Outrage after corgi is allegedly thrown from sixth-floor window in China

Outrage after corgi is allegedly thrown from sixth-floor window in China
Among the few examples made public – including one when pandemic workers beat a Corgi to death on the street – none saw any legal consequences.

Without specific laws on pets, “abuse of your own pets or stray pets are not considered criminal offences”, Yao Zhidou, a lawyer in Beijing, told China National Radio.

But if you abuse someone else’s pets, the action could be considered property damage, and you could be sued, he added.

An article about the sale of animal abuse videos swept the internet in China in 2021, and said that people who paid the filmmaker could decide on how a cat would be killed, for example by electric shock, fire or boiling water.

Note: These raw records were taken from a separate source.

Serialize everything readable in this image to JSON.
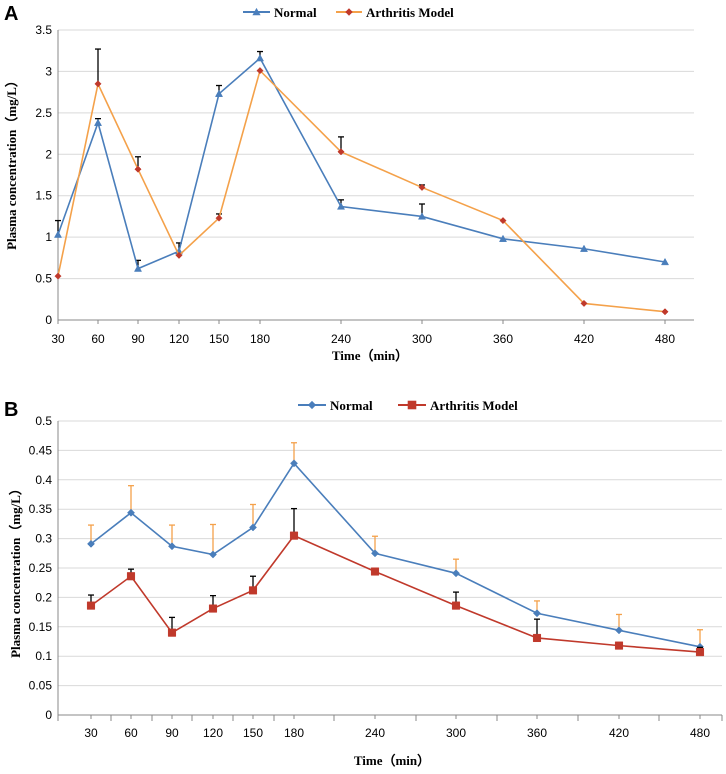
{
  "chart_data": [
    {
      "panel": "A",
      "type": "line",
      "categories": [
        "30",
        "60",
        "90",
        "120",
        "150",
        "180",
        "240",
        "300",
        "360",
        "420",
        "480"
      ],
      "xlabel": "Time（min）",
      "ylabel": "Plasma concentration（mg/L）",
      "ylim": [
        0,
        3.5
      ],
      "yticks": [
        "0",
        "0.5",
        "1",
        "1.5",
        "2",
        "2.5",
        "3",
        "3.5"
      ],
      "grid": true,
      "legend": "top-center",
      "series": [
        {
          "name": "Normal",
          "color": "#4a7ebb",
          "marker": "triangle",
          "values": [
            1.03,
            2.38,
            0.62,
            0.83,
            2.73,
            3.16,
            1.37,
            1.25,
            0.98,
            0.86,
            0.7
          ],
          "errors": [
            0.17,
            0.05,
            0.1,
            0.1,
            0.1,
            0.08,
            0.08,
            0.15,
            0,
            0,
            0
          ],
          "error_color": "#000000"
        },
        {
          "name": "Arthritis Model",
          "color": "#f4a14a",
          "marker_color": "#c0392b",
          "marker": "diamond",
          "values": [
            0.53,
            2.85,
            1.82,
            0.78,
            1.23,
            3.01,
            2.03,
            1.6,
            1.2,
            0.2,
            0.1
          ],
          "errors": [
            0,
            0.42,
            0.15,
            0,
            0.05,
            0,
            0.18,
            0.03,
            0,
            0,
            0
          ],
          "error_color": "#000000"
        }
      ]
    },
    {
      "panel": "B",
      "type": "line",
      "categories": [
        "30",
        "60",
        "90",
        "120",
        "150",
        "180",
        "240",
        "300",
        "360",
        "420",
        "480"
      ],
      "xlabel": "Time（min）",
      "ylabel": "Plasma concentration（mg/L）",
      "ylim": [
        0,
        0.5
      ],
      "yticks": [
        "0",
        "0.05",
        "0.1",
        "0.15",
        "0.2",
        "0.25",
        "0.3",
        "0.35",
        "0.4",
        "0.45",
        "0.5"
      ],
      "grid": true,
      "legend": "top-center",
      "series": [
        {
          "name": "Normal",
          "color": "#4a7ebb",
          "marker": "diamond",
          "values": [
            0.291,
            0.344,
            0.287,
            0.273,
            0.319,
            0.428,
            0.275,
            0.241,
            0.173,
            0.144,
            0.116
          ],
          "errors": [
            0.032,
            0.046,
            0.036,
            0.051,
            0.039,
            0.035,
            0.029,
            0.024,
            0.021,
            0.027,
            0.029
          ],
          "error_color": "#f4a14a"
        },
        {
          "name": "Arthritis Model",
          "color": "#c0392b",
          "marker": "square",
          "values": [
            0.186,
            0.236,
            0.14,
            0.181,
            0.212,
            0.305,
            0.244,
            0.186,
            0.131,
            0.118,
            0.107
          ],
          "errors": [
            0.018,
            0.012,
            0.026,
            0.022,
            0.024,
            0.046,
            0,
            0.023,
            0.032,
            0,
            0.008
          ],
          "error_color": "#000000"
        }
      ]
    }
  ]
}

Although people who post the videos online could be prosecuted under the catch-all charge of “picking quarrels and provoking trouble”, if the videos were viewed privately, there was nothing that could be done, Wang Mingzhi, another Beijing lawyer said.

In China, “picking quarrels and provoking trouble” carries a maximum penalty of five years in jail.

Tang also pointed to limitations on the growth of the 270 billion yuan (US$38.8 billion) industry, as disputes often occur over services like grooming, fostering and veterinary care.

02:11

Hundreds of dogs rescued from truck bound for Yulin dog meat ‘festival’ in China

Hundreds of dogs rescued from truck bound for Yulin dog meat ‘festival’ in China

“The policy on raising and breeding pets in China lacks standards, regulation, and transparency, causing animal breeds, numbers and quality to get out of control,” Tang said.

A pet protection law would help develop a sound and rule-based industry, making sure the market for pets could grow in an orderly way, he added.